The Chinese currency was also bolstered by expectations of slower U.S. interest rate hikes, which knocked the dollar index to near five-month lows.
But some warn that China’s road for economic recovery could be bumpy and that the yuan will remain volatile.
Potential “policy U-turns or worsening of the infections could be seen as opportunities to short” the currency, Maybank said in a note to clients.
The onshore yuan jumped roughly 1.4% to as high as 6.9507 on Monday morning, its strongest since Sept. 13, tracking the central bank’s firmer midpoint guidance.
Last week, the yuan jumped about 1.6%, its biggest weekly gain since 2005 amid expectations authorities will continue to loosen strict COVID curbs.
In the offshore market, the yuan gained 1.1% to a two-month high of 6.9438, after posting record weekly gains.
More cities, including financial hub Shanghai and Urumqi in the far west, announced an easing of curbs over the weekend as China tries to make its zero-COVID policy more targeted and less onerous after unprecedented protests against restrictions.

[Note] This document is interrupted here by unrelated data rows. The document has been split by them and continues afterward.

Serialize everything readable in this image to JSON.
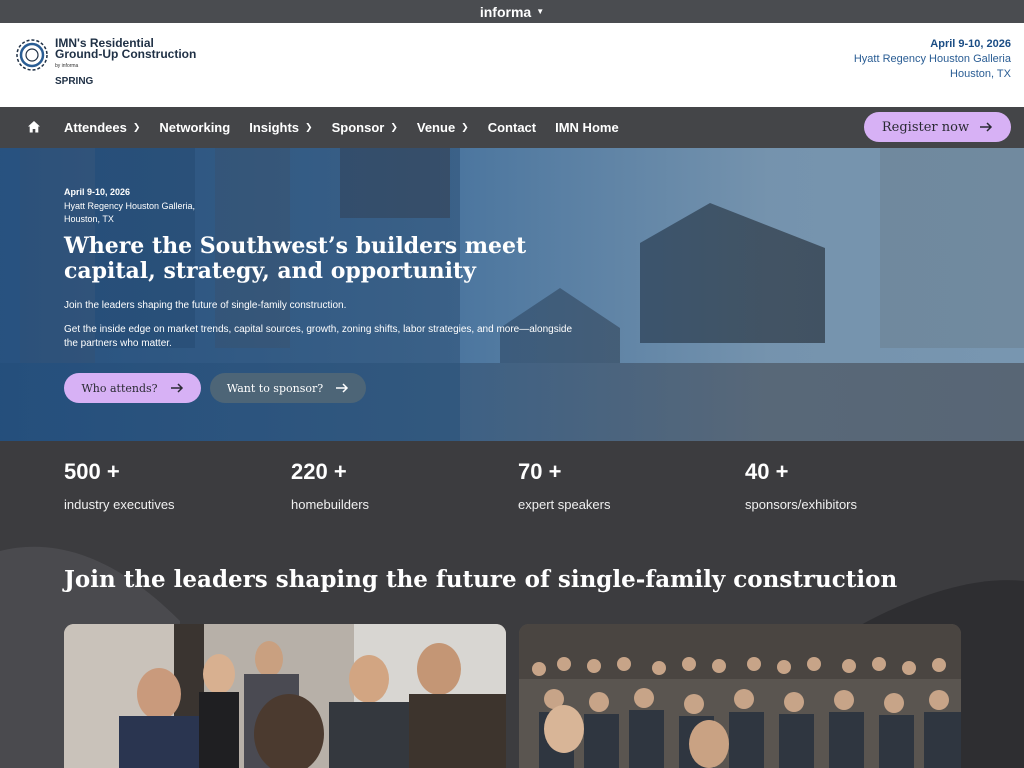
{
  "top_bar": {
    "brand": "informa",
    "caret_icon": "chevron-down-icon"
  },
  "header": {
    "logo": {
      "title_line1": "IMN's Residential",
      "title_line2": "Ground-Up Construction",
      "by": "by informa",
      "edition": "SPRING"
    },
    "date": "April 9-10, 2026",
    "venue": "Hyatt Regency Houston Galleria",
    "city": "Houston, TX"
  },
  "nav": {
    "home_icon": "home-icon",
    "items": [
      {
        "label": "Attendees",
        "dropdown": true
      },
      {
        "label": "Networking",
        "dropdown": false
      },
      {
        "label": "Insights",
        "dropdown": true
      },
      {
        "label": "Sponsor",
        "dropdown": true
      },
      {
        "label": "Venue",
        "dropdown": true
      },
      {
        "label": "Contact",
        "dropdown": false
      },
      {
        "label": "IMN Home",
        "dropdown": false
      }
    ],
    "register_label": "Register now"
  },
  "hero": {
    "date": "April 9-10, 2026",
    "venue_line1": "Hyatt Regency Houston Galleria,",
    "venue_line2": "Houston, TX",
    "title": "Where the Southwest’s builders meet capital, strategy, and opportunity",
    "lead": "Join the leaders shaping the future of single-family construction.",
    "body": "Get the inside edge on market trends, capital sources, growth, zoning shifts, labor strategies, and more—alongside the partners who matter.",
    "cta_primary": "Who attends?",
    "cta_secondary": "Want to sponsor?"
  },
  "stats": [
    {
      "value": "500",
      "suffix": "+",
      "label": "industry executives"
    },
    {
      "value": "220",
      "suffix": "+",
      "label": "homebuilders"
    },
    {
      "value": "70",
      "suffix": "+",
      "label": "expert speakers"
    },
    {
      "value": "40",
      "suffix": "+",
      "label": "sponsors/exhibitors"
    }
  ],
  "section": {
    "title": "Join the leaders shaping the future of single-family construction"
  },
  "colors": {
    "accent": "#d7b1f5",
    "nav_bg": "#444548",
    "header_text": "#2a5d94",
    "page_bg": "#3c3c3f"
  }
}
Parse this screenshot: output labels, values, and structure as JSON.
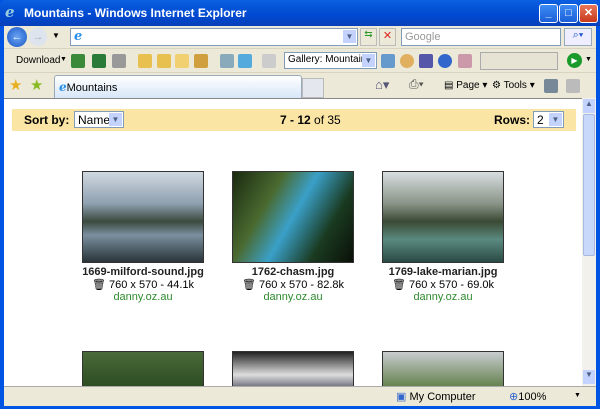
{
  "window": {
    "title": "Mountains - Windows Internet Explorer"
  },
  "nav": {
    "address": "",
    "search_placeholder": "Google"
  },
  "toolbar": {
    "download_label": "Download",
    "gallery_select": "Gallery: Mountains"
  },
  "tabs": [
    {
      "label": "Mountains"
    }
  ],
  "command_bar": {
    "page_label": "Page",
    "tools_label": "Tools"
  },
  "gallery": {
    "sort_label": "Sort by:",
    "sort_value": "Name",
    "range": "7 - 12",
    "of_label": "of 35",
    "rows_label": "Rows:",
    "rows_value": "2",
    "items": [
      {
        "name": "1669-milford-sound.jpg",
        "info": "760 x 570 - 44.1k",
        "site": "danny.oz.au"
      },
      {
        "name": "1762-chasm.jpg",
        "info": "760 x 570 - 82.8k",
        "site": "danny.oz.au"
      },
      {
        "name": "1769-lake-marian.jpg",
        "info": "760 x 570 - 69.0k",
        "site": "danny.oz.au"
      }
    ]
  },
  "status": {
    "zone": "My Computer",
    "zoom": "100%"
  }
}
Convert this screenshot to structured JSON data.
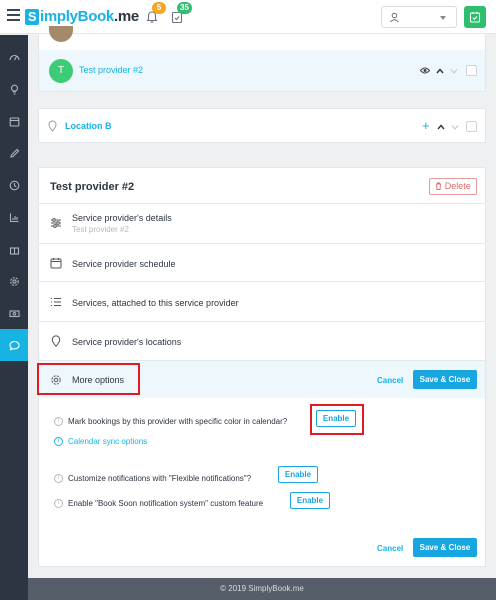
{
  "header": {
    "logo_initial": "S",
    "logo_text": "implyBook",
    "logo_suffix": ".me",
    "notifications_count": "5",
    "tasks_count": "35"
  },
  "provider_list": {
    "avatar_initial": "T",
    "provider_name": "Test provider #2",
    "location_name": "Location B"
  },
  "panel": {
    "title": "Test provider #2",
    "delete_label": "Delete",
    "menu": [
      {
        "label": "Service provider's details",
        "sub": "Test provider #2"
      },
      {
        "label": "Service provider schedule"
      },
      {
        "label": "Services, attached to this service provider"
      },
      {
        "label": "Service provider's locations"
      },
      {
        "label": "More options"
      }
    ],
    "cancel_label": "Cancel",
    "save_label": "Save & Close",
    "options": {
      "color_text": "Mark bookings by this provider with specific color in calendar?",
      "enable_label": "Enable",
      "calendar_sync_label": "Calendar sync options",
      "flexible_text": "Customize notifications with \"Flexible notifications\"?",
      "book_soon_text": "Enable \"Book Soon notification system\" custom feature"
    }
  },
  "footer": {
    "copyright": "© 2019 SimplyBook.me"
  },
  "colors": {
    "accent": "#17b3e3",
    "sidebar": "#2c3542",
    "success": "#2fbd6e",
    "highlight": "#e01b24"
  }
}
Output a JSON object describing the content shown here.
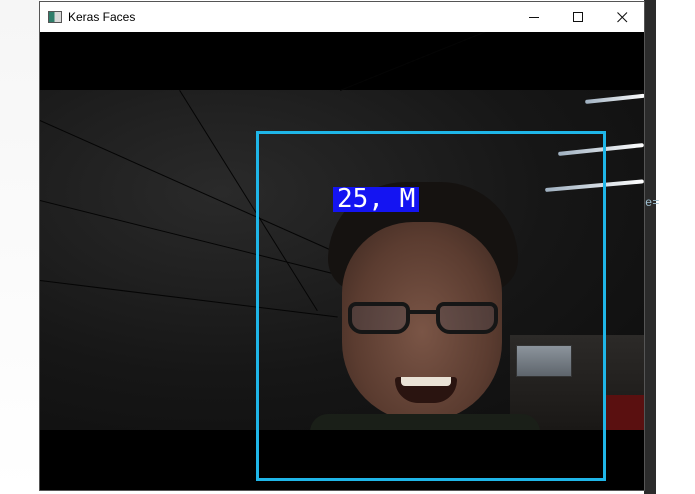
{
  "window": {
    "title": "Keras Faces",
    "icon": "app-window-icon",
    "controls": {
      "minimize_icon": "minimize-icon",
      "maximize_icon": "maximize-icon",
      "close_icon": "close-icon"
    }
  },
  "camera": {
    "prediction_label": "25, M",
    "box_color": "#1fb6e8",
    "label_bg_color": "#1414f2"
  },
  "background_fragment": "e="
}
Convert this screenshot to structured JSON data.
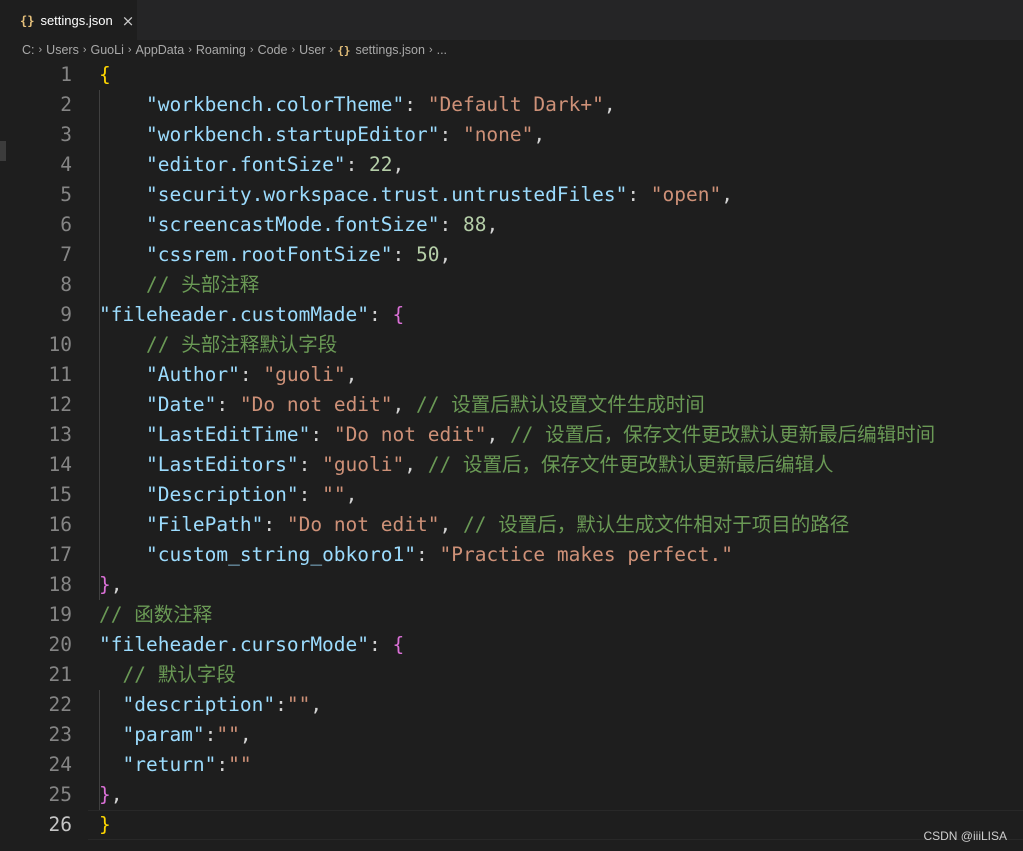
{
  "tab": {
    "icon": "{}",
    "label": "settings.json",
    "close": "×"
  },
  "breadcrumb": {
    "items": [
      "C:",
      "Users",
      "GuoLi",
      "AppData",
      "Roaming",
      "Code",
      "User"
    ],
    "file_icon": "{}",
    "file": "settings.json",
    "more": "..."
  },
  "lines": [
    {
      "n": "1",
      "tokens": [
        {
          "t": "{",
          "c": "b1"
        }
      ]
    },
    {
      "n": "2",
      "tokens": [
        {
          "t": "    "
        },
        {
          "t": "\"workbench.colorTheme\"",
          "c": "k"
        },
        {
          "t": ": ",
          "c": "p"
        },
        {
          "t": "\"Default Dark+\"",
          "c": "s"
        },
        {
          "t": ",",
          "c": "p"
        }
      ]
    },
    {
      "n": "3",
      "tokens": [
        {
          "t": "    "
        },
        {
          "t": "\"workbench.startupEditor\"",
          "c": "k"
        },
        {
          "t": ": ",
          "c": "p"
        },
        {
          "t": "\"none\"",
          "c": "s"
        },
        {
          "t": ",",
          "c": "p"
        }
      ]
    },
    {
      "n": "4",
      "tokens": [
        {
          "t": "    "
        },
        {
          "t": "\"editor.fontSize\"",
          "c": "k"
        },
        {
          "t": ": ",
          "c": "p"
        },
        {
          "t": "22",
          "c": "n"
        },
        {
          "t": ",",
          "c": "p"
        }
      ]
    },
    {
      "n": "5",
      "tokens": [
        {
          "t": "    "
        },
        {
          "t": "\"security.workspace.trust.untrustedFiles\"",
          "c": "k"
        },
        {
          "t": ": ",
          "c": "p"
        },
        {
          "t": "\"open\"",
          "c": "s"
        },
        {
          "t": ",",
          "c": "p"
        }
      ]
    },
    {
      "n": "6",
      "tokens": [
        {
          "t": "    "
        },
        {
          "t": "\"screencastMode.fontSize\"",
          "c": "k"
        },
        {
          "t": ": ",
          "c": "p"
        },
        {
          "t": "88",
          "c": "n"
        },
        {
          "t": ",",
          "c": "p"
        }
      ]
    },
    {
      "n": "7",
      "tokens": [
        {
          "t": "    "
        },
        {
          "t": "\"cssrem.rootFontSize\"",
          "c": "k"
        },
        {
          "t": ": ",
          "c": "p"
        },
        {
          "t": "50",
          "c": "n"
        },
        {
          "t": ",",
          "c": "p"
        }
      ]
    },
    {
      "n": "8",
      "tokens": [
        {
          "t": "    "
        },
        {
          "t": "// 头部注释",
          "c": "c"
        }
      ]
    },
    {
      "n": "9",
      "tokens": [
        {
          "t": "\"fileheader.customMade\"",
          "c": "k"
        },
        {
          "t": ": ",
          "c": "p"
        },
        {
          "t": "{",
          "c": "b2"
        }
      ]
    },
    {
      "n": "10",
      "tokens": [
        {
          "t": "    "
        },
        {
          "t": "// 头部注释默认字段",
          "c": "c"
        }
      ]
    },
    {
      "n": "11",
      "tokens": [
        {
          "t": "    "
        },
        {
          "t": "\"Author\"",
          "c": "k"
        },
        {
          "t": ": ",
          "c": "p"
        },
        {
          "t": "\"guoli\"",
          "c": "s"
        },
        {
          "t": ",",
          "c": "p"
        }
      ]
    },
    {
      "n": "12",
      "tokens": [
        {
          "t": "    "
        },
        {
          "t": "\"Date\"",
          "c": "k"
        },
        {
          "t": ": ",
          "c": "p"
        },
        {
          "t": "\"Do not edit\"",
          "c": "s"
        },
        {
          "t": ", ",
          "c": "p"
        },
        {
          "t": "// 设置后默认设置文件生成时间",
          "c": "c"
        }
      ]
    },
    {
      "n": "13",
      "tokens": [
        {
          "t": "    "
        },
        {
          "t": "\"LastEditTime\"",
          "c": "k"
        },
        {
          "t": ": ",
          "c": "p"
        },
        {
          "t": "\"Do not edit\"",
          "c": "s"
        },
        {
          "t": ", ",
          "c": "p"
        },
        {
          "t": "// 设置后，保存文件更改默认更新最后编辑时间",
          "c": "c"
        }
      ]
    },
    {
      "n": "14",
      "tokens": [
        {
          "t": "    "
        },
        {
          "t": "\"LastEditors\"",
          "c": "k"
        },
        {
          "t": ": ",
          "c": "p"
        },
        {
          "t": "\"guoli\"",
          "c": "s"
        },
        {
          "t": ", ",
          "c": "p"
        },
        {
          "t": "// 设置后，保存文件更改默认更新最后编辑人",
          "c": "c"
        }
      ]
    },
    {
      "n": "15",
      "tokens": [
        {
          "t": "    "
        },
        {
          "t": "\"Description\"",
          "c": "k"
        },
        {
          "t": ": ",
          "c": "p"
        },
        {
          "t": "\"\"",
          "c": "s"
        },
        {
          "t": ",",
          "c": "p"
        }
      ]
    },
    {
      "n": "16",
      "tokens": [
        {
          "t": "    "
        },
        {
          "t": "\"FilePath\"",
          "c": "k"
        },
        {
          "t": ": ",
          "c": "p"
        },
        {
          "t": "\"Do not edit\"",
          "c": "s"
        },
        {
          "t": ", ",
          "c": "p"
        },
        {
          "t": "// 设置后，默认生成文件相对于项目的路径",
          "c": "c"
        }
      ]
    },
    {
      "n": "17",
      "tokens": [
        {
          "t": "    "
        },
        {
          "t": "\"custom_string_obkoro1\"",
          "c": "k"
        },
        {
          "t": ": ",
          "c": "p"
        },
        {
          "t": "\"Practice makes perfect.\"",
          "c": "s"
        }
      ]
    },
    {
      "n": "18",
      "tokens": [
        {
          "t": "}",
          "c": "b2"
        },
        {
          "t": ",",
          "c": "p"
        }
      ]
    },
    {
      "n": "19",
      "tokens": [
        {
          "t": "// 函数注释",
          "c": "c"
        }
      ]
    },
    {
      "n": "20",
      "tokens": [
        {
          "t": "\"fileheader.cursorMode\"",
          "c": "k"
        },
        {
          "t": ": ",
          "c": "p"
        },
        {
          "t": "{",
          "c": "b2"
        }
      ]
    },
    {
      "n": "21",
      "tokens": [
        {
          "t": "  "
        },
        {
          "t": "// 默认字段",
          "c": "c"
        }
      ]
    },
    {
      "n": "22",
      "tokens": [
        {
          "t": "  "
        },
        {
          "t": "\"description\"",
          "c": "k"
        },
        {
          "t": ":",
          "c": "p"
        },
        {
          "t": "\"\"",
          "c": "s"
        },
        {
          "t": ",",
          "c": "p"
        }
      ]
    },
    {
      "n": "23",
      "tokens": [
        {
          "t": "  "
        },
        {
          "t": "\"param\"",
          "c": "k"
        },
        {
          "t": ":",
          "c": "p"
        },
        {
          "t": "\"\"",
          "c": "s"
        },
        {
          "t": ",",
          "c": "p"
        }
      ]
    },
    {
      "n": "24",
      "tokens": [
        {
          "t": "  "
        },
        {
          "t": "\"return\"",
          "c": "k"
        },
        {
          "t": ":",
          "c": "p"
        },
        {
          "t": "\"\"",
          "c": "s"
        }
      ]
    },
    {
      "n": "25",
      "tokens": [
        {
          "t": "}",
          "c": "b2"
        },
        {
          "t": ",",
          "c": "p"
        }
      ]
    },
    {
      "n": "26",
      "tokens": [
        {
          "t": "}",
          "c": "b1"
        }
      ],
      "active": true
    }
  ],
  "watermark": "CSDN @iiiLISA"
}
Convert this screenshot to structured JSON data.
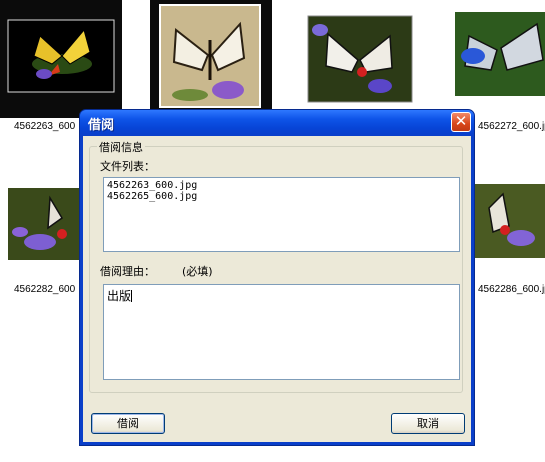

China’s benchmark CSI300 index jumped nearly 10% in November, as mainland stocks witnessed monthly net inflows exceeding 60 billion yuan ($8.55 billion) via the cross-border Stock Connect scheme.
Morgan Stanley on Sunday upgraded China’s equities to overweight, citing “multiple positive developments alongside a clear path set towards reopening.”
The Wall Street bank joined a slew of global institutions, including UBS and Goldman Sachs, in turning bullish toward China on expectations of an eventual reopening of the economy.
Standard Charted expects China’s real urban household consumption growth to accelerate to 7% in 2023, from 0.2% in 2022, forecasting China will remove most COVID restrictions by the second quarter of 2023.
Maybank also attributed the yuan’s strength to “the broader depreciation in the greenback.” The dollar index has slumped nearly 9% from its Sept. 28 peak.